Americans understand very little about how they pay the doctors, hospitals, and pharmacies that provide their medical care. This has contributed greatly to inaction against the system’s incentives and inefficiencies. It also explains why health care reform becomes a political rallying cry about once a decade. For those abroad who want to know what Americans live through when they get sick and for those Americans who wonder why it has come to this and how to fix it, I have a sampling of the really informative and provocative journalism (bold links) that has been generated by the current clamor for medical coverage.
Presently, dissaffection has reached a level where Americans are actually willing to pay increased taxes for adequate health care coverage, but we are still fearful of what change could mean. As always, the Economist do summaries of the existing situation really well. For a detailed look at the difficulties in containing health care costs, read Atul Gawande's "The Cost Conundrum," a New Yorker piece cited by the Obama administration. Dr. Gawande also wrote an insightful, and more encouraging, look in 2008 about how various European nations built their health care systems. For a more global perspective in providing patient care, listen to NPR's All Things Considered's examinations of Taiwan and Japan for Frontline.

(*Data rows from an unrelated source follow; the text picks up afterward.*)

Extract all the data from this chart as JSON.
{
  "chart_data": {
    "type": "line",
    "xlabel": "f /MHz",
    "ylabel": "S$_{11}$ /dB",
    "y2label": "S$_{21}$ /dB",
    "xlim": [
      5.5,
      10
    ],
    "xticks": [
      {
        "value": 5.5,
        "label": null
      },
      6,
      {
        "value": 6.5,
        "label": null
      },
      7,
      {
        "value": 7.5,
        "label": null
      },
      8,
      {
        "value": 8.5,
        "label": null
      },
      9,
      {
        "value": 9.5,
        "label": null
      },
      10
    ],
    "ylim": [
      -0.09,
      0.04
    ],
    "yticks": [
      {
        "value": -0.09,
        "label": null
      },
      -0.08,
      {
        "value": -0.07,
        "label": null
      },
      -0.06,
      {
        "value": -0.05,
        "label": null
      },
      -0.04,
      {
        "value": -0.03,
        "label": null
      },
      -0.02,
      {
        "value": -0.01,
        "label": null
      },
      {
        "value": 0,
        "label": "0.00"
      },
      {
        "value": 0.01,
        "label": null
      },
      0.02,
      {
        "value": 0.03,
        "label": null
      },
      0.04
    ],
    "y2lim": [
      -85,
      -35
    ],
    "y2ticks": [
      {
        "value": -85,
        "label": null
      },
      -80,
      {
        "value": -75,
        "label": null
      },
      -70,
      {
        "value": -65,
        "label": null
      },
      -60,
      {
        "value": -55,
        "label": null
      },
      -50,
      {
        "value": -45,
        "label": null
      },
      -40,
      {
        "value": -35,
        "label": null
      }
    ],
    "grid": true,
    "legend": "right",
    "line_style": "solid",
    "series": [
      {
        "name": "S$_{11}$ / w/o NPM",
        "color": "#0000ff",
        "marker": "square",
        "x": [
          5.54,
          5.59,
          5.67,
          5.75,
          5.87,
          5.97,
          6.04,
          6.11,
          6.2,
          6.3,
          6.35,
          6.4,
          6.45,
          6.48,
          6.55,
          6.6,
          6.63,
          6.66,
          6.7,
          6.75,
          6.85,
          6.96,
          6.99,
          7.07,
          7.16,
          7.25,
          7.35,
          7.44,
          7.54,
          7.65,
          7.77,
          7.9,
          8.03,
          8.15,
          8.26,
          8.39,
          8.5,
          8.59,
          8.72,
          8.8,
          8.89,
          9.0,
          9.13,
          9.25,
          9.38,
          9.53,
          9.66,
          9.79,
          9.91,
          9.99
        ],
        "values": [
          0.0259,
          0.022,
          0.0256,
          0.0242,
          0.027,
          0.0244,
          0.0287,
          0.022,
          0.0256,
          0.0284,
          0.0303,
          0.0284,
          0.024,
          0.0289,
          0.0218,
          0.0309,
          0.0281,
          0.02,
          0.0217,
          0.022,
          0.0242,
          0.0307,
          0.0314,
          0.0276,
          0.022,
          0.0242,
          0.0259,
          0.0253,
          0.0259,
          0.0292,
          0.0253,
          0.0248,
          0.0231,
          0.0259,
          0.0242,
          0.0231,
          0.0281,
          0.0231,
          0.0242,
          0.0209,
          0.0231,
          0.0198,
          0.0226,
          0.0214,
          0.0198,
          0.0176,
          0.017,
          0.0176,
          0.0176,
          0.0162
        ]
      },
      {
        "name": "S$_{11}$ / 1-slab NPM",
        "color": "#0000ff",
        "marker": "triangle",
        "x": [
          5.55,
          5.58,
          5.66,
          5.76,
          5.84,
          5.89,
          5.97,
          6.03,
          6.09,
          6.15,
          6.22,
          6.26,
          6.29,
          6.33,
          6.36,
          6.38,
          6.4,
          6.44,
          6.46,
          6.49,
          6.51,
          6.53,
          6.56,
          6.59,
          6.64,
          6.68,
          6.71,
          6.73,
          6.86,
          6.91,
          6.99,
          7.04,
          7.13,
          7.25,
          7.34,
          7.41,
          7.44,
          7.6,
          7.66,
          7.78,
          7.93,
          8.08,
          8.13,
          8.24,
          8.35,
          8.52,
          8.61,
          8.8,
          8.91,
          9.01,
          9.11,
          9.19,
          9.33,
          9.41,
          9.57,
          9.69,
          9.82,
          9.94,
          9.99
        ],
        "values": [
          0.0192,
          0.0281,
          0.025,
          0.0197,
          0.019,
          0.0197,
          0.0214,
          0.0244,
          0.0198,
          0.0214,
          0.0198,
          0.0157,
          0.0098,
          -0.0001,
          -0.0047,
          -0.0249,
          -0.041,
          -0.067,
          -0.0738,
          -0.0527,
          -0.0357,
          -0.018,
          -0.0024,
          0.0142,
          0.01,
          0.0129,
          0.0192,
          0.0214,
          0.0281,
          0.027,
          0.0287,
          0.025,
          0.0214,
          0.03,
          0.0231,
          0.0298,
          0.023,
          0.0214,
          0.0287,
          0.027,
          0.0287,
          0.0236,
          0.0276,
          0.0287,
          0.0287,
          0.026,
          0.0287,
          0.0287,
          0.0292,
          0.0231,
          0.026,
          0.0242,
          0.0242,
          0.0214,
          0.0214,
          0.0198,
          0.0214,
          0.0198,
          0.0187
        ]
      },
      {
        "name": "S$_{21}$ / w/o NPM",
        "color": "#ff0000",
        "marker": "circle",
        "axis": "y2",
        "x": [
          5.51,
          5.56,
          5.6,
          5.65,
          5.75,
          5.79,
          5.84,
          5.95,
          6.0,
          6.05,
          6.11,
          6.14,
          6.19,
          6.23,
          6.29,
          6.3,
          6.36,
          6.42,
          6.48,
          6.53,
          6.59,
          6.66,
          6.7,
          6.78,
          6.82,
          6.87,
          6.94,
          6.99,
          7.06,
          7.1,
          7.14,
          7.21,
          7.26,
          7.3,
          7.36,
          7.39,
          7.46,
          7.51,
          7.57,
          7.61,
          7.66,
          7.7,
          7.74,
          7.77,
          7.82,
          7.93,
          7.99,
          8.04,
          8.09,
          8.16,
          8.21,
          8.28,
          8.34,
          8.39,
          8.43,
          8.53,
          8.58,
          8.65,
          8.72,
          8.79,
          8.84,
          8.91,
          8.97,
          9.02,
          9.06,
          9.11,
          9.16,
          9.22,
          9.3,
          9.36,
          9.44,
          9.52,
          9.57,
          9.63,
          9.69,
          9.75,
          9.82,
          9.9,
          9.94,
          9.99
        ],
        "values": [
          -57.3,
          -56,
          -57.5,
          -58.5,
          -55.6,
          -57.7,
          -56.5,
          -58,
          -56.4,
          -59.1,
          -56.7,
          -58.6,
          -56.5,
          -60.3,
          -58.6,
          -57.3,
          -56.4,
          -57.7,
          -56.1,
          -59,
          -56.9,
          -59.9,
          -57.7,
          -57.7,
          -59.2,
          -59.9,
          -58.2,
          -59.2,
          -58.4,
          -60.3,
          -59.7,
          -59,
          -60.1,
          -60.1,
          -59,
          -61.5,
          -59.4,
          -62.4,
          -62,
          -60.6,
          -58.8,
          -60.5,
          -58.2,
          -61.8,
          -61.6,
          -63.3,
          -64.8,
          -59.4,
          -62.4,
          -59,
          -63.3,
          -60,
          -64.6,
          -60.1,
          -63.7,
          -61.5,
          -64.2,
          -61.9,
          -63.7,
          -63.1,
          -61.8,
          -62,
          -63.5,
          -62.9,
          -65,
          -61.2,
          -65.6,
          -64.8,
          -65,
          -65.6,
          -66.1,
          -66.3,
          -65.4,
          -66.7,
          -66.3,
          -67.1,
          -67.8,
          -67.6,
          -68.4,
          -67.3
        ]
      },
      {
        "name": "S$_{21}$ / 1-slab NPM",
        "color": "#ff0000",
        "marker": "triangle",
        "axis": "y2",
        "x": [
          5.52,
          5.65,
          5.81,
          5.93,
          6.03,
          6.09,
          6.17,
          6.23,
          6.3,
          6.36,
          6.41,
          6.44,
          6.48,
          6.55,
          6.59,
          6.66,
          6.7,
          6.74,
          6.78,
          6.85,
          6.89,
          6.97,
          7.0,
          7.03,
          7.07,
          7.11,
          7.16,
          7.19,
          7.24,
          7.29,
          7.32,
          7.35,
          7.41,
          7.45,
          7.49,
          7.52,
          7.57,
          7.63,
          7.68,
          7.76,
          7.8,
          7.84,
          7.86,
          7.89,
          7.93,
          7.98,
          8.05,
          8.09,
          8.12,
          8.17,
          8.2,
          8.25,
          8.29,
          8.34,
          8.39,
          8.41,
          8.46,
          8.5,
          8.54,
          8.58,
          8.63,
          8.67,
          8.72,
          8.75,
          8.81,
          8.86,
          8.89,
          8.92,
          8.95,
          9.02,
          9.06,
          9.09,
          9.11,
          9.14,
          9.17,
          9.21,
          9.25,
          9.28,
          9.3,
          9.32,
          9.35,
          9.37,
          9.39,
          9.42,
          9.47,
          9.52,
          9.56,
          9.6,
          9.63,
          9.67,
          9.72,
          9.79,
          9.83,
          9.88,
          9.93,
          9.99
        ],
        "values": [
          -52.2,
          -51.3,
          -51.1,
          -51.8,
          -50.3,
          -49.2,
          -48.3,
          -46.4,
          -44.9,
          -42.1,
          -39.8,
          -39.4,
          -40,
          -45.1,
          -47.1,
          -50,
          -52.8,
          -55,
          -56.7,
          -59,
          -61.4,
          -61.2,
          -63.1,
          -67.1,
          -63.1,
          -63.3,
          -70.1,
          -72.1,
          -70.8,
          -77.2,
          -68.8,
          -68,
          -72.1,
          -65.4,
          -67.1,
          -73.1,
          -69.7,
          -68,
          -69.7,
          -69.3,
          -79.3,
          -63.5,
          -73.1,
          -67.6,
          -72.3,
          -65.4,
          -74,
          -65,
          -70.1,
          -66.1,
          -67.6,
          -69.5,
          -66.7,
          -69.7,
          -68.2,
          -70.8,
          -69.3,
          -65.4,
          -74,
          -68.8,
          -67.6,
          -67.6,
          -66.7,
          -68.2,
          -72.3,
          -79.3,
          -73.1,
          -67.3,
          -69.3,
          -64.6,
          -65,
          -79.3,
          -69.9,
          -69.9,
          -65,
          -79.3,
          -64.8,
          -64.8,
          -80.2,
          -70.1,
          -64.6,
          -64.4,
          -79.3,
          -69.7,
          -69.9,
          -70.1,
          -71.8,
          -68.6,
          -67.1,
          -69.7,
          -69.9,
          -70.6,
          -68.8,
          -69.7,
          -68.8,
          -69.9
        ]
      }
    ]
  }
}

Gawande's assumption that Americans will probably want to keep insurance as the mechanism for paying medical bills has proved accurate given the current discussion of a so-called "public option" for medical insurance. Robert Reich and Paul Krugman both write repeatedly about the economics of how a public option might control costs. Of course, a badly designed public option has serious risks.
Of course, all of this political chit-chat rides the daily shifts of opinions and optimism, but much of America appears to be debating and thinking about what they want in the health care. I only hope that what we want will be good for us, too. Anyone else read a good story or study about American health care? Click on "comments" below and clue us in.
Update (29 June 2009): Columnist David Brooks delivered an incredibly astute assessment of the legislative machinations toward health care reform a couple weeks ago. It's one of the cleverest passages of non-partisan political commentary I have read in some time.